Metaphysical Predictions
Hayek's colleague Karl Popper provides the explanation of how the system will benefit us all. It is because of the unintended consequences of all our individual actions which in some mysterious way combine to do good. Popper insists that all theories which cannot be falsified by experience are metaphysical. A. J. Ayer pointed out that this would make a statement “there are white swans” a metaphysical proposition as what experience could show it to be false?

It is equally difficult to see how Popper's own theory could be falsified. Perhaps Ayer saved Popper from the consequences of his own foolishness. He could not save him from the silly argument that all wide-ranging, long-term predictions are metaphysical. Popper should go and tell that to the insurance companies. It was, of course, the rationale for an attack on Marx's view of the future, which was not scientific prediction, he says, but metaphysical prophecy. I predict, you prophesy, he reads tea-cups.

Popper began by pleading for “piecemeal social engineering" as an alternative to wholesale social change. We can sympathise with his emotions when we consider that the book which gave him notoriety, The Open Society and Its Enemies, was written during the Second World War, with the horrors of Stalinism and Hitlerism on everybody's mind, and Popper himself a refugee. With the growing disenchantment of the establishment with any kind of social engineering after the failure of the Heath government, however, he adopted a more Panglossian view, and decided against change, piecemeal or otherwise.

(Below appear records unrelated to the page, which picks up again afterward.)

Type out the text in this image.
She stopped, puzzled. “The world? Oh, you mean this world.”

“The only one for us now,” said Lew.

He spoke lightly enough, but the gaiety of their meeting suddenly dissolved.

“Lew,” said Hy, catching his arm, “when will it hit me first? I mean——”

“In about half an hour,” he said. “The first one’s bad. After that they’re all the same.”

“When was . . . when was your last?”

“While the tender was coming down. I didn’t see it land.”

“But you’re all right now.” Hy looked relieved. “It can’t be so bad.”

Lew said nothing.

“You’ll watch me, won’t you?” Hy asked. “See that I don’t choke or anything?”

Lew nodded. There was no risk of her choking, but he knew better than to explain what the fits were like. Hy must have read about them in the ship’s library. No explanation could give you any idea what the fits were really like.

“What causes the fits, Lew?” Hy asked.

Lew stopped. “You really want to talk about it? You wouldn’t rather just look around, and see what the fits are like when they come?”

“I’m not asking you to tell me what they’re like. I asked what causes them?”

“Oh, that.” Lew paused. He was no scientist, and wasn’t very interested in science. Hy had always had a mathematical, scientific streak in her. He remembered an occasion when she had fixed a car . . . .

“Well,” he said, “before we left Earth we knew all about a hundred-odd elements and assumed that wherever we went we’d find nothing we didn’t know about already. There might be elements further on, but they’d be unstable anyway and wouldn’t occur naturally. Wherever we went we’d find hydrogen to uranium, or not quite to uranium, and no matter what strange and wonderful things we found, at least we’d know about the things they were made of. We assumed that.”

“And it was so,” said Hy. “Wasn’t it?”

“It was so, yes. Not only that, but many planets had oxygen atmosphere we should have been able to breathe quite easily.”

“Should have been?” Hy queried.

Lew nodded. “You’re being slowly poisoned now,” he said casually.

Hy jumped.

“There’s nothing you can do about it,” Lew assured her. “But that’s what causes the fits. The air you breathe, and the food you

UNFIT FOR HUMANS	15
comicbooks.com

Joining the Game in the Middle
Nozick in Anarchy, State and Utopia, argues for maintaining the status quo but with minimum interference by the state. He lays great store by the right of private property, but he joins the game in the middle and does not seem to be aware that the game was started by a great act of violent dispossession backed by the state. His position is therefore one of ignorance or lack of scruple.

Friedman is another who argues that we only act from selfish motives but that the unintended consequences of our actions are that everybody benefits, that Adam Smith's “invisible hand” sees that we are all alright. Many people in 19th century Britain and 20th century wherever might be puzzled by this claim. In any case, Friedman casts doubt on his fidelity to this belief when he says that it does not apply to academics. They act, apparently, just to secure the approval of their fellows. Whether this unselfishness deprives us all of benefits, he doesn't say.

Booed off the Stage
It was the collapse of credibility in the Keynesian and Fabian consensus that brought these propagandists of the Free-Market to the front of the stage in the 1970s. They had been waiting a long time, ever since the 1930s. The Great Crash had destroyed the plausibility of the argument: the US until 1929 was about as free an economy as was ever likely to arise in a real world, and it produced catastrophe, needing a long time to forget. The reaction was state-intervention everywhere. The most complete Keynesian of them all was probably Adolph Hitler.

With the intellectual trashing of these interventionists by the increasing economic crises —stop-go, stagflation— as the Second World War receded, the scene was set once more for the Free Market to be offered up as the solution to all our ills. And what better place to try it out than Britain? As Galbraith pointed out, there was no excuse if it failed. A sober, almost phlegmatic population, almost designed for the “we can take it" role.

The innings has been a short one, a mere decade. This might well turn out to be the excuse the next time round. It recalls the Irish nonagenarian keening over the death of her seventy-five year old son: "I didn't have time to raise him. I didn't have time to raise him."

Any time now the roof of the world economy could fall in, though only a fool would put a date to it. The otherwise prescient City tipster Bob Beckman sold his house in Regents Park in 1983 anticipating the crash and missed the greatest rise in property values in history. The Free-Market act is going to dance off the stage to the boos of its erstwhile supporters. But what is next on the bill? Are memories so short?